Een bericht bestaat uit één of meerdere datablokken. Een datablok, dat is één byte die verstuurd wordt (het is dus een protocol met een hoge overhead als er veel data verstuurd moet worden). Als de master een bericht wilt sturen, dan veroorzaakt hij een startconditie en stuurt het adres op de bus. Het adres bestaat uit 7 of 10 bits. Dan wordt er een read of write bit gestuurd om aan te geven of de master data zal versturen of ontvangen.
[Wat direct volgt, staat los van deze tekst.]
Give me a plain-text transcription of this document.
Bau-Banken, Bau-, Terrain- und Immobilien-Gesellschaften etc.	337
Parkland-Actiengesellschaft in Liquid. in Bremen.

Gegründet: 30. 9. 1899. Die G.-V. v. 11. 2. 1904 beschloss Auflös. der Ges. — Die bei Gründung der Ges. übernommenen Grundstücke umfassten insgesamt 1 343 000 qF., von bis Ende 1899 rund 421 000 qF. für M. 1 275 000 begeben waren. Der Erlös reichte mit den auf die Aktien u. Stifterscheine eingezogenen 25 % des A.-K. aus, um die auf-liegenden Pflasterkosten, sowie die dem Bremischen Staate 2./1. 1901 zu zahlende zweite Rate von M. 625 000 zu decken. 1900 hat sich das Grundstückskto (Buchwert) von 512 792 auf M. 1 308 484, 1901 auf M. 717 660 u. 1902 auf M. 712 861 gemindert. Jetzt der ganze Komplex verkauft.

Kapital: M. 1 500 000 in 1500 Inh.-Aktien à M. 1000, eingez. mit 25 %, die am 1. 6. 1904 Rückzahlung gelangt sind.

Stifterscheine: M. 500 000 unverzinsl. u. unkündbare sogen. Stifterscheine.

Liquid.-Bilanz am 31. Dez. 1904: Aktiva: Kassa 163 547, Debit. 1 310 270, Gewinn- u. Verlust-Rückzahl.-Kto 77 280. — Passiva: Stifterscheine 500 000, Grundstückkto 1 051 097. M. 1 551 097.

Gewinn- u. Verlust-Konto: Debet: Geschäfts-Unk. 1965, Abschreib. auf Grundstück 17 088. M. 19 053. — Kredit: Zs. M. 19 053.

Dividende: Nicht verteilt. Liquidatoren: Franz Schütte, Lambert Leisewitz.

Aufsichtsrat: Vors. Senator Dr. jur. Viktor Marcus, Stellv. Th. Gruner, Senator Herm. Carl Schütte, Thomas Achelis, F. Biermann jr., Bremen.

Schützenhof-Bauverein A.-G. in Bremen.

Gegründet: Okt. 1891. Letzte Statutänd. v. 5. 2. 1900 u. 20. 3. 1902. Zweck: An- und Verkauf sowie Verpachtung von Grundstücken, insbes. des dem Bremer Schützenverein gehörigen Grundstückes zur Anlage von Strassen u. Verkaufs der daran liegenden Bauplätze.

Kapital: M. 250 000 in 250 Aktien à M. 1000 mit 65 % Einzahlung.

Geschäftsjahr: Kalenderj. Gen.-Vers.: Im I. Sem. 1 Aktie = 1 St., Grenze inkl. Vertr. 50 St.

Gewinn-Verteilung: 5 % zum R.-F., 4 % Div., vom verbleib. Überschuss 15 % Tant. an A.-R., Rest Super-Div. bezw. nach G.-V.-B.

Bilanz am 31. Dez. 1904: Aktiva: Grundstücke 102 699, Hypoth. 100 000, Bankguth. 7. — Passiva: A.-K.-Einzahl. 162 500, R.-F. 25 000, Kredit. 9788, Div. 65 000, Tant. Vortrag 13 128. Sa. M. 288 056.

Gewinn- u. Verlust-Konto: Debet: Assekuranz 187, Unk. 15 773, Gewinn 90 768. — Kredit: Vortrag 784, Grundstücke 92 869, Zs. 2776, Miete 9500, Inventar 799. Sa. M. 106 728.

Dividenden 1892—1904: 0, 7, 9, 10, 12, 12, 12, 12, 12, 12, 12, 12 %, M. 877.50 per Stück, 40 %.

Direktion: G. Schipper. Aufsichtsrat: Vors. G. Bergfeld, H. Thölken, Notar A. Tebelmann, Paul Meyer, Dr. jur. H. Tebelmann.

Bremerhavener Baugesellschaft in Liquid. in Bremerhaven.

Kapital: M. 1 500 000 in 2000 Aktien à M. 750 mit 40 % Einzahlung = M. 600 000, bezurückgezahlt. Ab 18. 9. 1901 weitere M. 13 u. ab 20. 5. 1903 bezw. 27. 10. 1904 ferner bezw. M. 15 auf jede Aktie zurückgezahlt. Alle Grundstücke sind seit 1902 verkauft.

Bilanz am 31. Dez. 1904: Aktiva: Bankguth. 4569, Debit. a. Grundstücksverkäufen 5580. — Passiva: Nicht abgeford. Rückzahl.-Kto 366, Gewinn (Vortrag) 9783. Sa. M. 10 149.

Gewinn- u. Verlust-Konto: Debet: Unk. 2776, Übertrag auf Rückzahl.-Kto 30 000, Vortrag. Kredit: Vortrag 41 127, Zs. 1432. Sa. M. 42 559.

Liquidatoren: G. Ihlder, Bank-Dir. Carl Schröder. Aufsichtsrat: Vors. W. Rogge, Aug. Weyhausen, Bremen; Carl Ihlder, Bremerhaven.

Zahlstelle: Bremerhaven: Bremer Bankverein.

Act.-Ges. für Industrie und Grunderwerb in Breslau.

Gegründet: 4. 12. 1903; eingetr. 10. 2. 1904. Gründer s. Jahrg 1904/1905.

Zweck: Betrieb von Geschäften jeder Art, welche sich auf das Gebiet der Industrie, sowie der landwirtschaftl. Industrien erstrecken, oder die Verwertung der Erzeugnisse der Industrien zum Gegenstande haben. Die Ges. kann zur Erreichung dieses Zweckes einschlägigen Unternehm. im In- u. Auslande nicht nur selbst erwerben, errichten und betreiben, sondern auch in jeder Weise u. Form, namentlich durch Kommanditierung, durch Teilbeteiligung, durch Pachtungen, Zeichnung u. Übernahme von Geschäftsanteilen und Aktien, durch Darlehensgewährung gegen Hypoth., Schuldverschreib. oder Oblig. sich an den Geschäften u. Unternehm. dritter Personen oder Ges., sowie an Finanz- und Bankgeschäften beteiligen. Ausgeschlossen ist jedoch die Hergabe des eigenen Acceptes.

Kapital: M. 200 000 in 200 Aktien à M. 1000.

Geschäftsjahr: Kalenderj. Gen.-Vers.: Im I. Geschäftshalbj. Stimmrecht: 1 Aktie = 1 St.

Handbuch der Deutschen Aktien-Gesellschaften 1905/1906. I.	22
Data wordt gelezen op het ogenblik dat de klok hoog is. De datalijn mag niet veranderen als de klok hoog is. Een wijziging van de datalijn als de klok hoog is is een startconditie (overgang van hoog naar laag) of een stopconditie (overgang naar hoog). De restart conditie is een nieuwe start conditie zonder dat de master de bus tussendoor vrijgeeft.
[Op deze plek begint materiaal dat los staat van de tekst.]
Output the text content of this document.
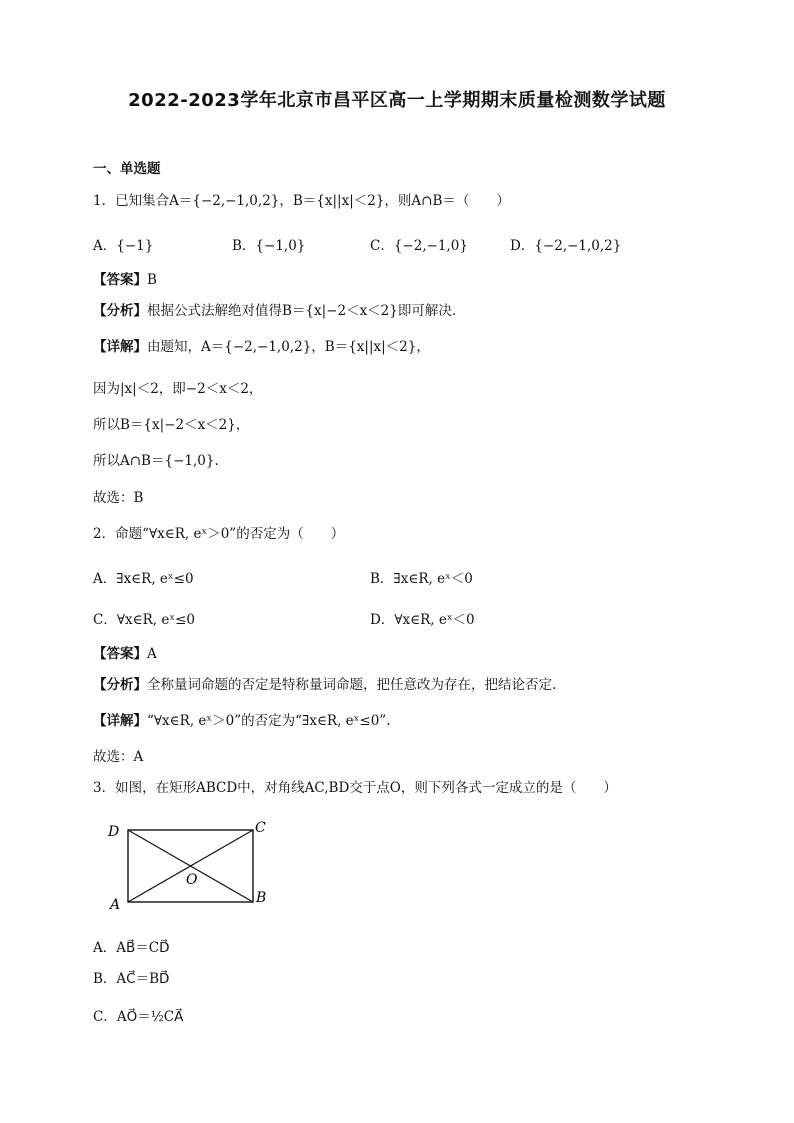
2022-2023学年北京市昌平区高一上学期期末质量检测数学试题
一、单选题
1．已知集合A＝{−2,−1,0,2}，B＝{x||x|＜2}，则A∩B＝（　　）
A．{−1}	B．{−1,0}	C．{−2,−1,0}	D．{−2,−1,0,2}
【答案】B
【分析】根据公式法解绝对值得B＝{x|−2＜x＜2}即可解决.
【详解】由题知，A＝{−2,−1,0,2}，B＝{x||x|＜2}，
因为|x|＜2，即−2＜x＜2，
所以B＝{x|−2＜x＜2}，
所以A∩B＝{−1,0}.
故选：B
2．命题“∀x∈R, eˣ＞0”的否定为（　　）
A．∃x∈R, eˣ≤0	B．∃x∈R, eˣ＜0
C．∀x∈R, eˣ≤0	D．∀x∈R, eˣ＜0
【答案】A
【分析】全称量词命题的否定是特称量词命题，把任意改为存在，把结论否定.
【详解】“∀x∈R, eˣ＞0”的否定为“∃x∈R, eˣ≤0”.
故选：A
3．如图，在矩形ABCD中，对角线AC,BD交于点O，则下列各式一定成立的是（　　）
D	C
A	B
O
A．AB⃗＝CD⃗
B．AC⃗＝BD⃗
C．AO⃗＝½CA⃗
Een slave die zijn adres op de bus ziet passeren (na een start conditie) zal een ack signaal produceren. Ziet de processor geen ack, dan wordt het adres niet gebruikt. Dataoverdracht gebeurt in datablokken van 1 byte en de ontvanger stuurt een ack op het einde om aan te geven dat de gegevens ontvangen zijn. Als alle data verstuurd is, stuurt d eprocessor een stop conditie om aan te geven dat de bus vrij is. De master stuurt ook een stop als er na het versturen van een adres geen ack komt van een slave, dit ook om de bus opnieuw vrij te geven.

Een nack code wordt door de slave verstuurd als de opdracht niet uitgevoerd kon worden (write richting slave). Een nack code wordt ook door de master verstuurd als er geen data meer verstuurd moet worden (read richting master). De master kan dan een nieuw bevel geven (restart conditie) of de bus vrijgeven (stop conditie).

Iedere slave moet een uniek adres hebben. ER zijn 127 mogelijke adressen, maar een aantal adressen zijn gereserveerd (broadcast). Bepaalde slave componenten hebben jumpers om de adres in te stellen.

Het 64k EEPROM geheugen gebruikt het I2C protocol. Een of meerdere opeenvolgende bytes kunnen gelezen worden met een enkele instructie.

Het protocol heeft slechts twee lijnen nodig, en dit is interessant bij een arduino, die maar een beperkt aantal digitale lijnen heeft. De te gebruiken library heet Wire. De digitale poort 13 kan niet gebruikt worden, want er zit reeds een led op de poort aangesloten, waardoor een hoog niveau met pull up weerstand niet bereikt kan worden.

Een pen dient zowel als ingang en als uitgang. De poorten moeten als INPUT_PULLUP gedefinieerd worden. Een pen hoog maken is niet toegestaan, want een ander component kan terzelfdertijd de poort laag trekken. Om dergelijke condities tegen te gaan worden de extra modules uitgerust met beveiligingsweerstanden.